自分の得意な間合いが、そのまま相手の得意な間合いになる。やりづらそうだ。
一方、踏み込むのを諦めたカインさんは、執拗に青屍鬼の足を狙っていた。浅いとはいえ『フレイムタン』で何度も斬りつけられ、青屍鬼の足は黒く炭化していった。
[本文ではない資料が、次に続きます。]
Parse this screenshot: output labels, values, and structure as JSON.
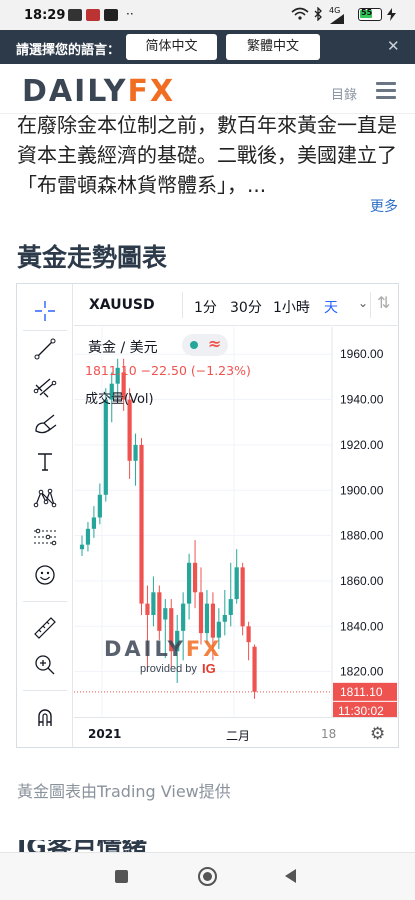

もう敵が移動できないと踏んだカインさんは、距離をとって朗々と詠唱した。
「我、燃え盛る洞門を潜りて、昂然たる火山の主に申し上げる。その慈悲なき吐息を我が剣に宿し給え。『レーヴァテイン』」
燃え上がっていたカインさんの剣は炎を撒き散らすのを止め、その熱量を内に溜め込むように紅さを増していく。
やがて溶岩のようにテラテラと輝き出した。
「終いだ」
そう言うなり、カインさんは大きく踏み込む。
足が動かない青屍鬼は、攻撃を受け止めるべくハンマーを立てて構えた。
だが、カインさんは剣を止めない。
『レーヴァテイン』は、まるで熱したナイフでバターを切るように、青屍鬼の胴体をハンマーごと切断した。二つに分かれたハンマーと体が、ゴトリと地に落ちる。
「おお、ゼノ!なんてことだ……ゼノ!」
ヒューゴが芝居がかった嘆きを見せる。
「君達は、どうして僕の邪魔をする?ほっといてくれたら見逃してあげるのに……」
今更な問いに、カインさんが呆れたように答えた。
「どうして?お前はドラゴンゾンビを引き連れて、レイロアを襲う気なのだろう?レイロアの冒険者としてほっとけるわけがない」
すると。
今まで、どこかふざけたような態度だったヒューゴの顔色が変わった。
口角が下がり、目はギラつきを増す。
丸眼鏡を中指で直したヒューゴは、低い声のトーンで言った。
「冒険者?君達はレイロアの冒険者なのか?」
「……そうだが?おっと、大鷲騎士団もいるが」
「大鷲騎士団……アシュフォルド教徒か?……それを先に言ってくれたまえよ……そうすれば袖にしようとなんかしなかったのに……」
ブツブツと呟くヒューゴの声に、徐々に怒気がこもっていく。
「僕は冒険者が大嫌いだ。アシュフォルド教徒もな」
その声は低く、冷たく大地に響いた。
空気が重い。
ヒューゴの向こうにある、死の気配が僕達を圧する。
みるみる高まるその魔力に、僕達は皆、動けない。
これはレベルが高いなんて
「冒険者……聖あしゅふぉるど教徒……私ハドチラデモナイカラせーふデスヨネ?ネ?」
怯えたジャックがふざけたことを言う。
「仮にセーフだとしても、使い捨てにされるよ」
そう言って、僕は骨の洪水の残骸を指差した。
「デスヨネ……」
しゅん、と小さくなるジャック。
その間にも、ヒューゴの魔力が禍々しさを増していった。
「ゆくぞ、冒険者ども!久しぶりの人狩りだ。楽しませてくれたまえよ!」
そして怯む僕達を愉悦を浮かべて見回し、詠唱を始めた。
「戦場に果てた勇敢なる騎士達よ!蹂躙すべき敵は目の前にいるぞ!さあ、角笛を鳴らせ!馬蹄を響かせろ!鏖殺せよ!『ブラックランサーズ』!!」
夕闇に、死の風を運ぶ馬の嘶きが響いた。